Closed zhaishengfu closed 7 years ago

zhaishengfu commented 7 years ago

hello, I see your file for keypoint eval---'_keypointeval.py', and I think your method has some problems. in your methods, if your image has 2 person, but you give only 1 and i use my model to predict 2, then the result will be bad, because your code:

_oks_all = np.concatenate((oks_all, np.max(oks, axis=0)), axis=0) oksnum += np.max(oks.shape)

I think this should change to _oks_all = np.concatenate((oks_all, np.max(oks, axis=1)), axis=0)

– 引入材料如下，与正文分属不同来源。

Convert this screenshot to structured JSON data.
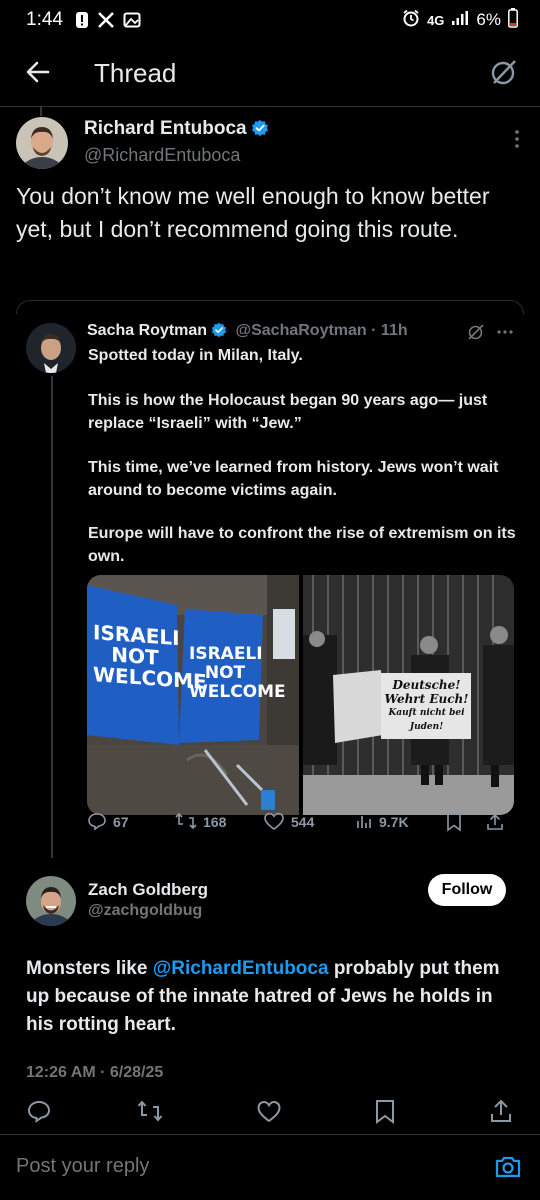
{
  "status_bar": {
    "time": "1:44",
    "network": "4G",
    "battery": "6%",
    "icons": [
      "notification-icon",
      "x-icon",
      "image-icon",
      "alarm-icon",
      "signal-icon",
      "battery-icon"
    ]
  },
  "header": {
    "title": "Thread"
  },
  "main_tweet": {
    "author_name": "Richard Entuboca",
    "handle": "@RichardEntuboca",
    "text": "You don’t know me well enough to know better yet, but I don’t recommend going this route."
  },
  "quoted_tweet": {
    "author_name": "Sacha Roytman",
    "handle": "@SachaRoytman",
    "time": "· 11h",
    "paragraphs": [
      "Spotted today in Milan, Italy.",
      "This is how the Holocaust began 90 years ago— just replace “Israeli” with “Jew.”",
      "This time, we’ve learned from history. Jews won’t wait around to become victims again.",
      "Europe will have to confront the rise of extremism on its own."
    ],
    "media": {
      "left_sign_1": [
        "ISRAELI",
        "NOT",
        "WELCOME"
      ],
      "left_sign_2": [
        "ISRAELI",
        "NOT",
        "WELCOME"
      ],
      "right_sign": [
        "Deutsche!",
        "Wehrt Euch!",
        "Kauft nicht bei Juden!"
      ]
    },
    "stats": {
      "replies": "67",
      "reposts": "168",
      "likes": "544",
      "views": "9.7K"
    }
  },
  "reply": {
    "author_name": "Zach Goldberg",
    "handle": "@zachgoldbug",
    "follow_label": "Follow",
    "text_before": "Monsters like ",
    "mention": "@RichardEntuboca",
    "text_after": " probably put them up because of the innate hatred of Jews he holds in his rotting heart.",
    "timestamp": "12:26 AM · 6/28/25"
  },
  "composer": {
    "placeholder": "Post your reply"
  },
  "colors": {
    "background": "#000000",
    "accent": "#1d9bf0",
    "text": "#e7e9ea",
    "muted": "#71767b",
    "sign_blue": "#1f5fc4"
  }
}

oksnum += np.min(oks.shape)

AIChallenger commented 7 years ago

@zhaishengfu Thanks for posting the issue. Indeed, we had considered using oks_num += np.min(oks.shape), but decided to pass this method, because it causes unfairness in the evaluation. For example, one way to get around is to predict ONLY ONE person with highest confidence score per image. In this case, oks_num is always equal to 1, and this means the final score is equal to that one OKS with highest confidence score, instead of the average score of all OKS in the given image.

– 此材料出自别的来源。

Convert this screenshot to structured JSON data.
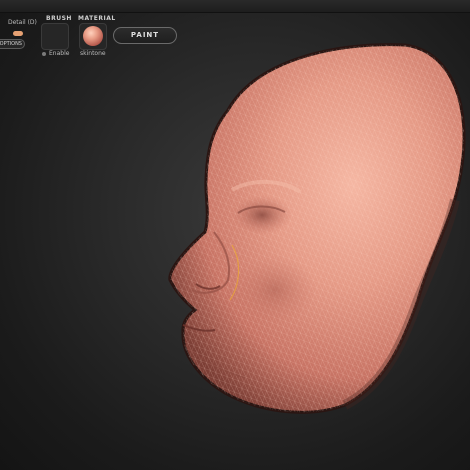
{
  "toolbar": {
    "detail_label": "Detail (D)",
    "brush_label": "BRUSH",
    "enable_label": "Enable",
    "material_label": "MATERIAL",
    "material_name": "skintone",
    "options_label": "OPTIONS",
    "paint_label": "PAINT"
  },
  "viewport": {
    "model": "head-mesh",
    "mesh_color": "#e6a08e"
  },
  "colors": {
    "background": "#2a2a2a",
    "accent": "#e6a173"
  }
}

Again, thanks for the advice. Good luck!

zhaishengfu commented 7 years ago

I Understand your meaning. But this is also unfair for some model. for example the followig image: 0a00c0b5493774b3de2cf439c84702dd839af9a2 in your evaluation only give 1 person, but my model can predict the other person and this is better than your given label, isn't it?? But the result is worse than model that can only predict 1 person. Then The best result can not represent the model is the best , and vice versa. I think this is really bad for your competition because i believe this is really common in your dataset! As for your mentioned case, I think we should do in the following way: For each annotations in your ground truth label, we look for all the predictions and find the best oks score. and the oks_num should be fixed always as your annotions !! For example, in the image, yout annotations has A joints array, and I predict A1,B1, then your will look A in A1, B1 and find the best oks in A1 and B1 for the similarity result , and the oks_num should be fixed as 1. I think using this method you can overcome your mentioned case the can choose the really good model!! Thanks and Looks for your reply!!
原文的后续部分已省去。